L'espoir Nikita Scherbak a touché du doigt à son rêve en janvier quand il a disputé trois matchs avec le Canadien. Une fois passée l'ivresse du moment, il a eu mal à la tête à son retour dans la Ligue américaine,

Un texte d'Alexandre Gascon

« Oui c’est difficile », a admis jeudi l’attaquant russe de 21 ans après l’entraînement des IceCaps de Saint-Jean (Terre-Neuve-et-Labrador), le club-école du Tricolore.

« Tu te fais appeler pour jouer quelques matchs dans la meilleure ligue du monde et après, on te renvoie; c’est difficile, mentalement. Ça m’a pris un peu de temps avant de m’en remettre. »

« Quand il est revenu après son séjour à Montréal, ça a été un peu plus difficile, confirme son entraîneur dans la Ligue américaine, Sylvain Lefebvre. Il a eu la gueule de bois du gars qui se fait rappeler pour la première fois et qui revient pour la première fois. Mais en fin de saison et en séries, à date, il joue vraiment du bon hockey. »

À sa deuxième saison professionnelle, Scherbak a pris du galon. Les blessures l’ont quelque peu ralenti l’an dernier et il a conclu sa campagne avec 23 points en 48 matchs.

Cette année, il a amassé 41 points en 66 matchs tout en faisant des progrès notables dans l’ensemble de son jeu, ce qui lui a valu ce fameux rappel au mois de janvier, quand le Tricolore était décimé par les blessures de ses joueurs.

Scherbak a même marqué son premier but dans la LNH à son premier match, le 7 janvier à Toronto.

« Évidemment, il y a tellement de bons joueurs dans la LNH, la grosse différence, je dirais que c’est la qualité de l’exécution, mais pour ce qui est de la vitesse, c’est pas mal la même chose », analyse le jeune attaquant.

« Il est jeune, ce n’est que sa deuxième année professionnelle. Il a encore du temps devant lui. Il a eu des hauts et des bas, mais ça s’en vient », assure Lefebvre.

Un rare espoir offensif

Un des rares et des meilleurs espoirs à l’attaque de l’organisation, Scherbak avait affirmé au dernier camp d’entraînement du Canadien vouloir percer la formation.

Son souhait ne s’est pas matérialisé, mais le jeune homme originaire de Moscou pourrait brouiller les cartes l’année prochaine s’il poursuit sa progression, selon son entraîneur.

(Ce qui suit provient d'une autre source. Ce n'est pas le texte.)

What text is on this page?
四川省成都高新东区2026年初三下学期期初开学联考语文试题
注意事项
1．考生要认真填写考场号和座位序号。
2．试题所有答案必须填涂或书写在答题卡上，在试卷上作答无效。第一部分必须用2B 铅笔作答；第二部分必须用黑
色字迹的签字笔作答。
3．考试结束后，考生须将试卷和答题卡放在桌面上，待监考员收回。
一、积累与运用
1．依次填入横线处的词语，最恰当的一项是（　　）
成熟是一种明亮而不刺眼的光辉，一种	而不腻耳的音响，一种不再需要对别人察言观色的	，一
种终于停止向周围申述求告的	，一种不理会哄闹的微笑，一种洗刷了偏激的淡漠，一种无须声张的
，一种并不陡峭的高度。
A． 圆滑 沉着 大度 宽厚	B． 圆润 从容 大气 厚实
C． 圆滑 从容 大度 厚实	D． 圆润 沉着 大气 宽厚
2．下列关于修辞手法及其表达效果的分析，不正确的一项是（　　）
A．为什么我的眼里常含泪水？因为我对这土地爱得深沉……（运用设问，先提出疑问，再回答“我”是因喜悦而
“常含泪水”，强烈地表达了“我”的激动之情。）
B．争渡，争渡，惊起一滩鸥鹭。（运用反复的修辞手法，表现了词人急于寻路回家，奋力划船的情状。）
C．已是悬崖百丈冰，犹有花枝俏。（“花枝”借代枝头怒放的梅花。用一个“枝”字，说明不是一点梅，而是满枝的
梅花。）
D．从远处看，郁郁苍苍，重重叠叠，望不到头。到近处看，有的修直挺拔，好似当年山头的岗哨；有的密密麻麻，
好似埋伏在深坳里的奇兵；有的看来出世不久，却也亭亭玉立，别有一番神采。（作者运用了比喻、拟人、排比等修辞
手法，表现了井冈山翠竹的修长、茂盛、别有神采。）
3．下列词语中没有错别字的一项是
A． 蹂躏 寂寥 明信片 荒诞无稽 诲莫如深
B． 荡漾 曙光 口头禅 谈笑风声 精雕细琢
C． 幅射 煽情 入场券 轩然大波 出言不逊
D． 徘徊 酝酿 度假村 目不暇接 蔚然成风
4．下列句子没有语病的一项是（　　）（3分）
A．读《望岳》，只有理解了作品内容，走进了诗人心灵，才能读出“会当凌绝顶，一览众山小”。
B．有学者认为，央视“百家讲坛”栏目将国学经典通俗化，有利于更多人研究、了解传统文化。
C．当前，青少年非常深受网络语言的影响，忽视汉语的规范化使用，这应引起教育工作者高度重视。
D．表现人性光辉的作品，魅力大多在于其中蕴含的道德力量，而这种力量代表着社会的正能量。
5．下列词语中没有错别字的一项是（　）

C’est que Scherbak est reconnu pour réussir quelque chose d’assez rare chez le Canadien et d’autant plus précieux : générer de l’attaque et marquer des buts.

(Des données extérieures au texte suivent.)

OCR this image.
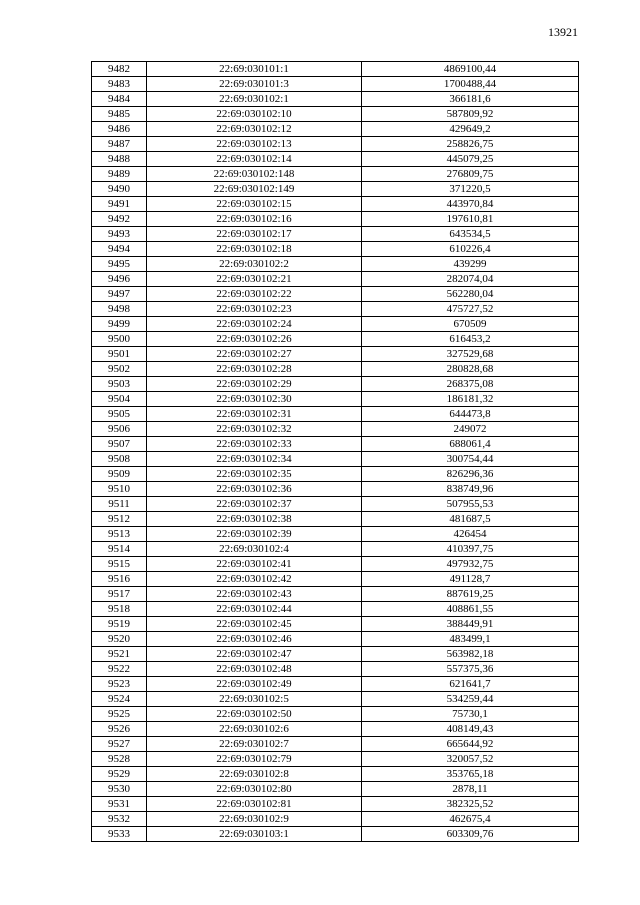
13921
9482	22:69:030101:1	4869100,44
9483	22:69:030101:3	1700488,44
9484	22:69:030102:1	366181,6
9485	22:69:030102:10	587809,92
9486	22:69:030102:12	429649,2
9487	22:69:030102:13	258826,75
9488	22:69:030102:14	445079,25
9489	22:69:030102:148	276809,75
9490	22:69:030102:149	371220,5
9491	22:69:030102:15	443970,84
9492	22:69:030102:16	197610,81
9493	22:69:030102:17	643534,5
9494	22:69:030102:18	610226,4
9495	22:69:030102:2	439299
9496	22:69:030102:21	282074,04
9497	22:69:030102:22	562280,04
9498	22:69:030102:23	475727,52
9499	22:69:030102:24	670509
9500	22:69:030102:26	616453,2
9501	22:69:030102:27	327529,68
9502	22:69:030102:28	280828,68
9503	22:69:030102:29	268375,08
9504	22:69:030102:30	186181,32
9505	22:69:030102:31	644473,8
9506	22:69:030102:32	249072
9507	22:69:030102:33	688061,4
9508	22:69:030102:34	300754,44
9509	22:69:030102:35	826296,36
9510	22:69:030102:36	838749,96
9511	22:69:030102:37	507955,53
9512	22:69:030102:38	481687,5
9513	22:69:030102:39	426454
9514	22:69:030102:4	410397,75
9515	22:69:030102:41	497932,75
9516	22:69:030102:42	491128,7
9517	22:69:030102:43	887619,25
9518	22:69:030102:44	408861,55
9519	22:69:030102:45	388449,91
9520	22:69:030102:46	483499,1
9521	22:69:030102:47	563982,18
9522	22:69:030102:48	557375,36
9523	22:69:030102:49	621641,7
9524	22:69:030102:5	534259,44
9525	22:69:030102:50	75730,1
9526	22:69:030102:6	408149,43
9527	22:69:030102:7	665644,92
9528	22:69:030102:79	320057,52
9529	22:69:030102:8	353765,18
9530	22:69:030102:80	2878,11
9531	22:69:030102:81	382325,52
9532	22:69:030102:9	462675,4
9533	22:69:030103:1	603309,76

Mais ses lacunes défensives sont encore bien apparentes.

Talentueux et énigmatique

Mercredi, pendant le troisième match de la série de premier tour entre les IceCaps et le Crunch de Syracuse, on l’a vu déborder sur l’aile, couper vers le centre avec dynamisme, chercher la passe parfaite, mais il a fini la soirée sans avoir lancé au filet.

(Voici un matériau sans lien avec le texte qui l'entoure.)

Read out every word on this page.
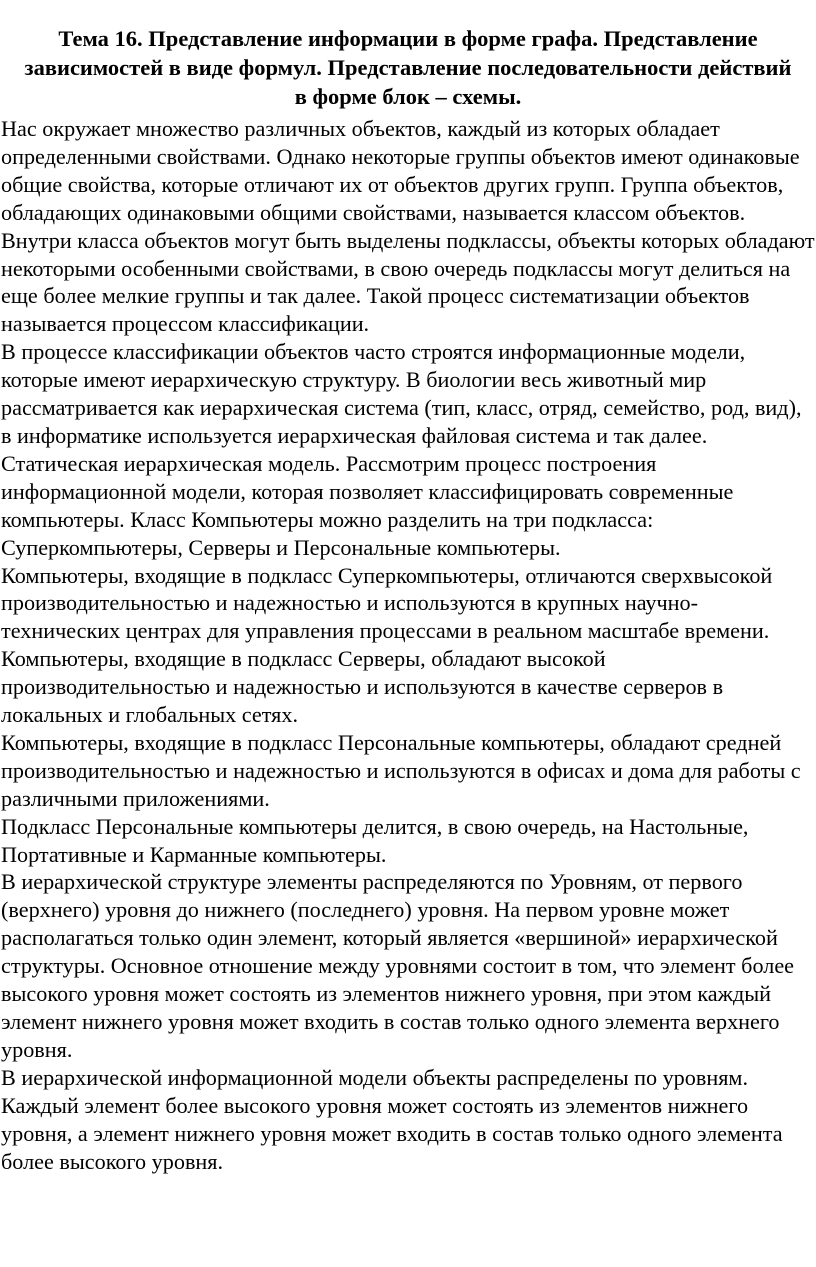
Тема 16. Представление информации в форме графа. Представление зависимостей в виде формул. Представление последовательности действий в форме блок – схемы.

Нас окружает множество различных объектов, каждый из которых обладает определенными свойствами. Однако некоторые группы объектов имеют одинаковые общие свойства, которые отличают их от объектов других групп. Группа объектов, обладающих одинаковыми общими свойствами, называется классом объектов. Внутри класса объектов могут быть выделены подклассы, объекты которых обладают некоторыми особенными свойствами, в свою очередь подклассы могут делиться на еще более мелкие группы и так далее. Такой процесс систематизации объектов называется процессом классификации.

В процессе классификации объектов часто строятся информационные модели, которые имеют иерархическую структуру. В биологии весь животный мир рассматривается как иерархическая система (тип, класс, отряд, семейство, род, вид), в информатике используется иерархическая файловая система и так далее.

Статическая иерархическая модель. Рассмотрим процесс построения информационной модели, которая позволяет классифицировать современные компьютеры. Класс Компьютеры можно разделить на три подкласса: Суперкомпьютеры, Серверы и Персональные компьютеры.

Компьютеры, входящие в подкласс Суперкомпьютеры, отличаются сверхвысокой производительностью и надежностью и используются в крупных научно-технических центрах для управления процессами в реальном масштабе времени.

Компьютеры, входящие в подкласс Серверы, обладают высокой производительностью и надежностью и используются в качестве серверов в локальных и глобальных сетях.

Компьютеры, входящие в подкласс Персональные компьютеры, обладают средней производительностью и надежностью и используются в офисах и дома для работы с различными приложениями.

Подкласс Персональные компьютеры делится, в свою очередь, на Настольные, Портативные и Карманные компьютеры.

В иерархической структуре элементы распределяются по Уровням, от первого (верхнего) уровня до нижнего (последнего) уровня. На первом уровне может располагаться только один элемент, который является «вершиной» иерархической структуры. Основное отношение между уровнями состоит в том, что элемент более высокого уровня может состоять из элементов нижнего уровня, при этом каждый элемент нижнего уровня может входить в состав только одного элемента верхнего уровня.

В иерархической информационной модели объекты распределены по уровням. Каждый элемент более высокого уровня может состоять из элементов нижнего уровня, а элемент нижнего уровня может входить в состав только одного элемента более высокого уровня.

Il a bien obtenu une passe sur le but de Zach Redmond en avantage numérique, mais il s’est aussi rendu coupable de revirements en zone neutre et de couvertures défensives un peu nonchalantes.

Bref, ce Scherbak est énigmatique.

« J’ai amélioré certains trucs cette année, mais il y a encore pas mal de travail à faire. Je dois être plus dur à affronter, plus compétitif, plus hargneux sur la rondelle. Et surtout plus constant, être bon aussi dans la zone défensive pour créer de l’attaque », explique le Russe lorsqu’on lui demande s’il sent une progression dans son jeu.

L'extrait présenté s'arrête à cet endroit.